27.000 Fundstücke hat Jörg Becker in den letzten Jahren erforscht, typisiert und klassifiziert. Sie stammen allesamt von einer Grabung im Gebiet des mittleren Euphrats, die bereits in den 1980er Jahren durchgeführt wurde: „Die Fragmente wurden bei einer Rettungsgrabung in der Südost-Türkei gefunden, die damals von der Universität München und dem deutschen Archäologischen Institut in Istanbul geleitet wurde“, berichtet der Archäologe Becker. Anfang der 1990er Jahre wurden die meisten Grabungsstätten in dieser Region überflutet: Große Stauseen wurden an der Grenze der Türkei zu Syrien angelegt, um mit Hilfe von Turbinen Strom zu gewinnen und trockene Ebenen zu bewässern. Heute sind die meisten Grabungsstellen geflutet und nicht mehr zu erreichen.

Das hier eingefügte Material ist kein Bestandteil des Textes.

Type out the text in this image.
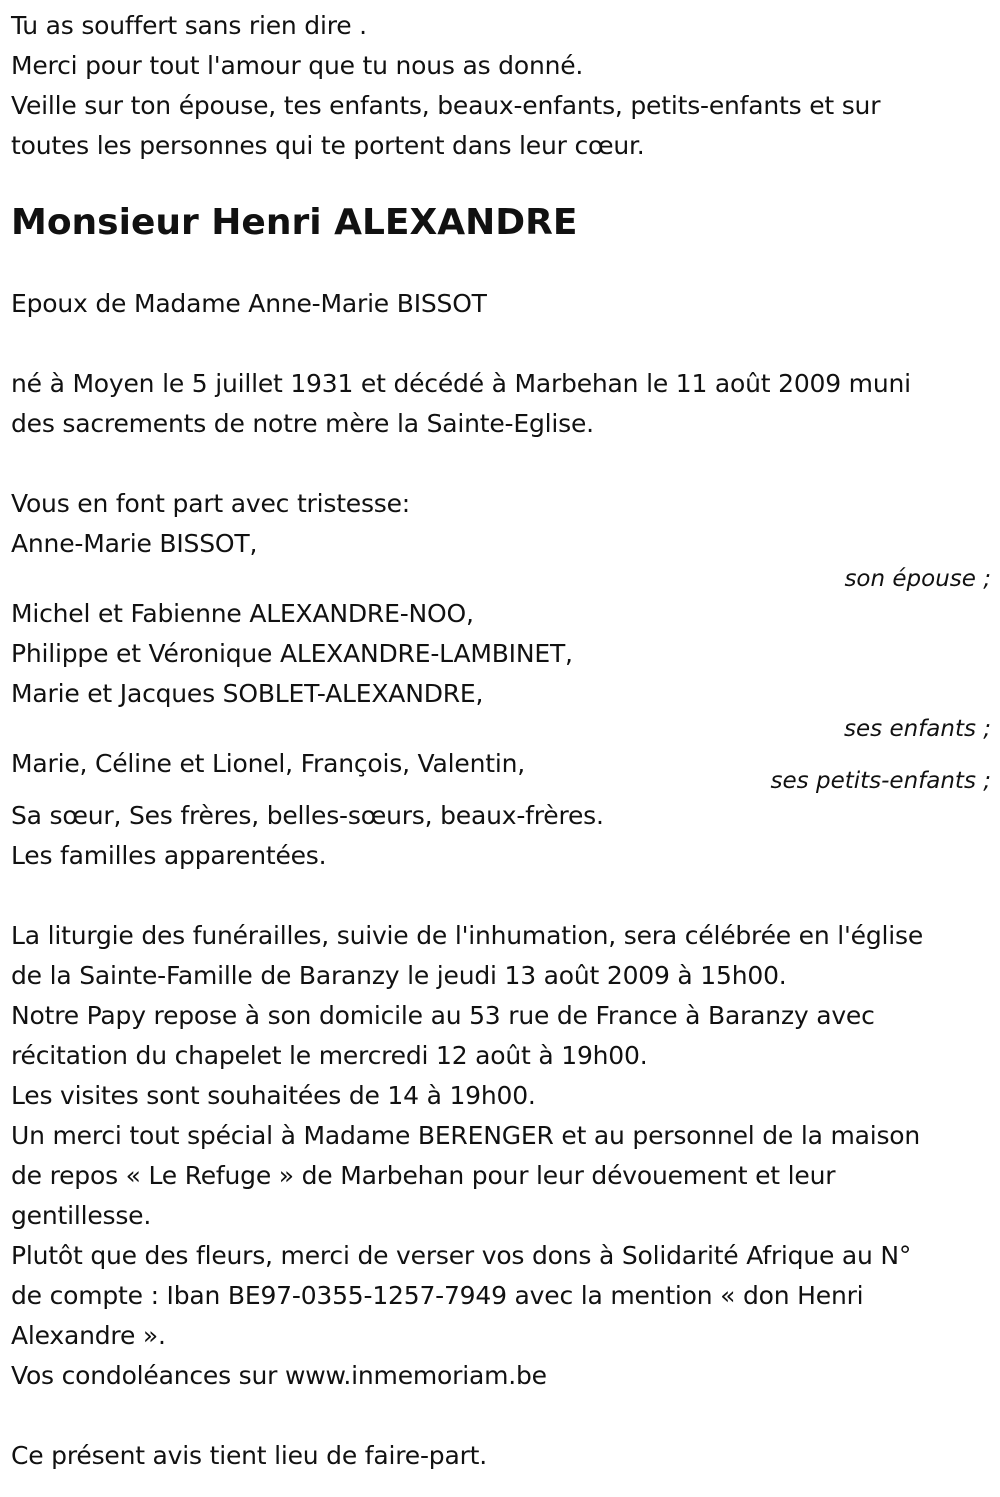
Tu as souffert sans rien dire .
Merci pour tout l'amour que tu nous as donné.
Veille sur ton épouse, tes enfants, beaux-enfants, petits-enfants et sur
toutes les personnes qui te portent dans leur cœur.
Monsieur Henri ALEXANDRE
Epoux de Madame Anne-Marie BISSOT
né à Moyen le 5 juillet 1931 et décédé à Marbehan le 11 août 2009 muni
des sacrements de notre mère la Sainte-Eglise.
Vous en font part avec tristesse:
Anne-Marie BISSOT,
son épouse ;
Michel et Fabienne ALEXANDRE-NOO,
Philippe et Véronique ALEXANDRE-LAMBINET,
Marie et Jacques SOBLET-ALEXANDRE,
ses enfants ;
Marie, Céline et Lionel, François, Valentin,
ses petits-enfants ;
Sa sœur, Ses frères, belles-sœurs, beaux-frères.
Les familles apparentées.
La liturgie des funérailles, suivie de l'inhumation, sera célébrée en l'église
de la Sainte-Famille de Baranzy le jeudi 13 août 2009 à 15h00.
Notre Papy repose à son domicile au 53 rue de France à Baranzy avec
récitation du chapelet le mercredi 12 août à 19h00.
Les visites sont souhaitées de 14 à 19h00.
Un merci tout spécial à Madame BERENGER et au personnel de la maison
de repos « Le Refuge » de Marbehan pour leur dévouement et leur
gentillesse.
Plutôt que des fleurs, merci de verser vos dons à Solidarité Afrique au N°
de compte : Iban BE97-0355-1257-7949 avec la mention « don Henri
Alexandre ».
Vos condoléances sur www.inmemoriam.be
Ce présent avis tient lieu de faire-part.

Damals war es Dr. Alwo von Wickede, der die Grabung am Çavi Tarlası leitete. Viele internationale Forschungsinstitutionen und Museen waren an den Rettungsgrabungen im Bereich des späteren Atatürk-Stausees im Südosten der Türkei beteiligt. Am Çavi Tarlası selbst kamen Siedlungsreste und Tausende von Tonscherben, Stempelsiegel und Terrakotten sowie andere Gerätschaften des täglichen Lebens zutage, die der spätneolitihischen Halaf-Kultur angehören. „Diese Kultur entstand im frühen 6. Jahrtausend vor unserer Zeitrechnung. Çavi Tarlası war durchgehend für rund 400 Jahre während dieser Zeit besiedelt“, so Becker. Das macht den Ort für die archäologische Forschung besonders interessant, da er ein relativ authentisches Bild von damals liefert, weitgehend ungestört von späteren Siedlungsaktivitäten.

Die bäuerlich-dörfliche Halaf-Kultur gilt es als erster weitgespannter Keramik-Horizont des Alten Orients, die den gesamten nördlichen „Fruchtbaren Halbmond“ umfasst und vom irakisch-iranischen Zagrosgebirge bis fast an die Mittelmeerküste reichte. Die Menschen fertigten Feinkeramiken, Geschirr oder Töpfe an, welche sie auch kunstvoll bemalten. Nicht nur geometrische Formen, auch Stier- oder Widderköpfe, Schlangen und Raubtiere zieren die Artefakte, die Becker erforscht hat. „Frauen werden immer wieder sehr figurbetont dargestellt. Damit ist wahrscheinlich der Wunsch nach Fruchtbarkeit und einer glücklichen Geburt verbunden“, so Becker weiter.